Phase 1 refers to the ‘Pre-Acceptance’ phase of Aviva Canada’s Lyft policy in which a Lyft driver has turned on the app, triggering ridesharing commercial policy coverage, but has not accepted a fare yet.

“You’re going to be covered. It’s just, ‘How are we going to divvy it up among the different ridesharing companies if you have multiple apps on at the same time?’” D’Arcy asked. “That’s been the experience in the U.S.”

Canadian Underwriter asked Ontario’s regulator what happens when a Lyft driver gets into a collision before picking up the passenger, and the driver has Uber, Lyft and InstaRYDE ridesharing apps open all at the same time?

In this scenario, it’s conceivable the driver will claim policy coverage from Intact, Aviva and Northbridge, since the apps for which they are offering coverage are all open at the same time.

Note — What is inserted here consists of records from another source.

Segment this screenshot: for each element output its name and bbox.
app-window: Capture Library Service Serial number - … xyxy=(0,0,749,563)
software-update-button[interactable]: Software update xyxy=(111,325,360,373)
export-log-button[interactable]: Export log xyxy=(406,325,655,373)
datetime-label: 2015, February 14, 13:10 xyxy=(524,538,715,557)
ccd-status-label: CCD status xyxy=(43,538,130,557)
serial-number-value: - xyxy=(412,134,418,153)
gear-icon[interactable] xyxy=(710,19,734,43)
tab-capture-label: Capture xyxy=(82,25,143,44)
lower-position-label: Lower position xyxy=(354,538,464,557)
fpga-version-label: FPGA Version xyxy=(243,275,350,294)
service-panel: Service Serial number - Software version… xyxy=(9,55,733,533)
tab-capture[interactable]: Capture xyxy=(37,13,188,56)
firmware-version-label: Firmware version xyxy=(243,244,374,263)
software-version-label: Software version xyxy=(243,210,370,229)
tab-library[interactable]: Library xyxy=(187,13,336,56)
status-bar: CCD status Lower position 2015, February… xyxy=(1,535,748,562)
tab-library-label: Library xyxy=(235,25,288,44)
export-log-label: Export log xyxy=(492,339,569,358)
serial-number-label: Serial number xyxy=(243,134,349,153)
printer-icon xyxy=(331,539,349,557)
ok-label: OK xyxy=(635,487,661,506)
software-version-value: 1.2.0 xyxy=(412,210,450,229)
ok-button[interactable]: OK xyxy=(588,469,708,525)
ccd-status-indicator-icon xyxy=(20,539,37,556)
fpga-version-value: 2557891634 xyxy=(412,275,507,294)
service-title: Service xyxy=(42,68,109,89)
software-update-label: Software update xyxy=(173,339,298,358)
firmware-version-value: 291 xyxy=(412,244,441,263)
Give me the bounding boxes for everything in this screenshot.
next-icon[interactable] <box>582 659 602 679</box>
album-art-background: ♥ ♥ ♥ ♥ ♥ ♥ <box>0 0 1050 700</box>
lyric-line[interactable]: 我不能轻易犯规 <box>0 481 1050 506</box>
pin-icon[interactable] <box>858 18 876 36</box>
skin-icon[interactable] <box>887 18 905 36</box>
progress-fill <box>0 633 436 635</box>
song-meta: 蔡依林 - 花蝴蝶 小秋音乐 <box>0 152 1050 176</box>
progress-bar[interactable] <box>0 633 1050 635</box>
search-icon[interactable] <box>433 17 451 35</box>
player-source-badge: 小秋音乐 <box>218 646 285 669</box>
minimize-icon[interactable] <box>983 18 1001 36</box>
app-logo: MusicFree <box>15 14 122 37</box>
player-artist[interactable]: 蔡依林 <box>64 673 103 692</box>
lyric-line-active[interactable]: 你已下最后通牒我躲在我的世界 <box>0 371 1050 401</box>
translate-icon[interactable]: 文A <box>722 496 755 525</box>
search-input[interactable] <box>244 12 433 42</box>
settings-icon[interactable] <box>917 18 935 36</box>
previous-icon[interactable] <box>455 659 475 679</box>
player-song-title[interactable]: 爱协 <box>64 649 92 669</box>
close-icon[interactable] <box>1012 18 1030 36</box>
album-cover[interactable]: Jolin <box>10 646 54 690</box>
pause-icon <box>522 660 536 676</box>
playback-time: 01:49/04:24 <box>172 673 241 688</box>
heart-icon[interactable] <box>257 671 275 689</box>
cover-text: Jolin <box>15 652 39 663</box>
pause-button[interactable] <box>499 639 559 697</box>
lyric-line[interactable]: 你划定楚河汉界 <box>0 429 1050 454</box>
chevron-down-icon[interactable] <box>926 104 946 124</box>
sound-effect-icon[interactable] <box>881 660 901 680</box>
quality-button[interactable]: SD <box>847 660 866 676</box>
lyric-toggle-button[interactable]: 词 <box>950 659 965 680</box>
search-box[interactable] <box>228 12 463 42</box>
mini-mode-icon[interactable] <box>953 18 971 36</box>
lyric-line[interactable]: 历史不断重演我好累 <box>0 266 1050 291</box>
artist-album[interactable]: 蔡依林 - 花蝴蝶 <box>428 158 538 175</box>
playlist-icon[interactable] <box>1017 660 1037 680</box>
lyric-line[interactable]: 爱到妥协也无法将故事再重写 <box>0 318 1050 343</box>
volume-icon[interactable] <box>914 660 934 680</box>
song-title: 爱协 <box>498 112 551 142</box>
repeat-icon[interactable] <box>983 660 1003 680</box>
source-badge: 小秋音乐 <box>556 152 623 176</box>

Ontario’s Insurance Act does not specifically address ridesharing situations involving multiple apps, the Financial Services Commission of Ontario (FSCO), the province’s insurance regulator, responded in an email to a query from Canadian Underwriter. But the rules for determining coverage involving accidents in a ridesharing situation are the same as for other accidents.

“For statutory accident benefits claims, the driver likely has a choice as to which insurer to make the claim against, since he or she is the named insured under more than one ridesharing policy when two apps are on at the same time,” FSCO said in its statement. “If there is a dispute about which insurer is liable to pay statutory accident benefits, the first insurer that receives a completed application for benefits is responsible for paying them pending the resolution of the dispute.”

The procedure echoes Ontario’s Regulation 283/95, which governs priority disputes between insurers. The Regulation was established in 1995 to ensure payment of Statutory Accident Benefits to injured persons while any disputes between insurers over entitlement were resolved.

As for liability claims, “each insurer is liable to pay its rateable proportion of any liability, loss, or damage,” FSCO says. “If coverage is available under two policies, and each insurer has the same policy limits — which occurs in ridesharing situations, as each insurer provides $2-million liability limits — each insurer likely shares equally in any liability, loss or damage.”

This latter aspect of ridesharing seems less likely to be problematic for the industry as a whole, D’Arcy says, because the ridesharing companies in their first notice of loss will be able to tell insurers exactly when the incident occurred. The apps will also have information about the phase of the ridesharing driver’s journey – i.e. whether or not the driver had picked up a passenger, and thus what policy liability limits apply.

“They [ridesharing apps] are providing us with that information, so we automatically know what limits are going to apply to that individual loss,” said D’Arcy.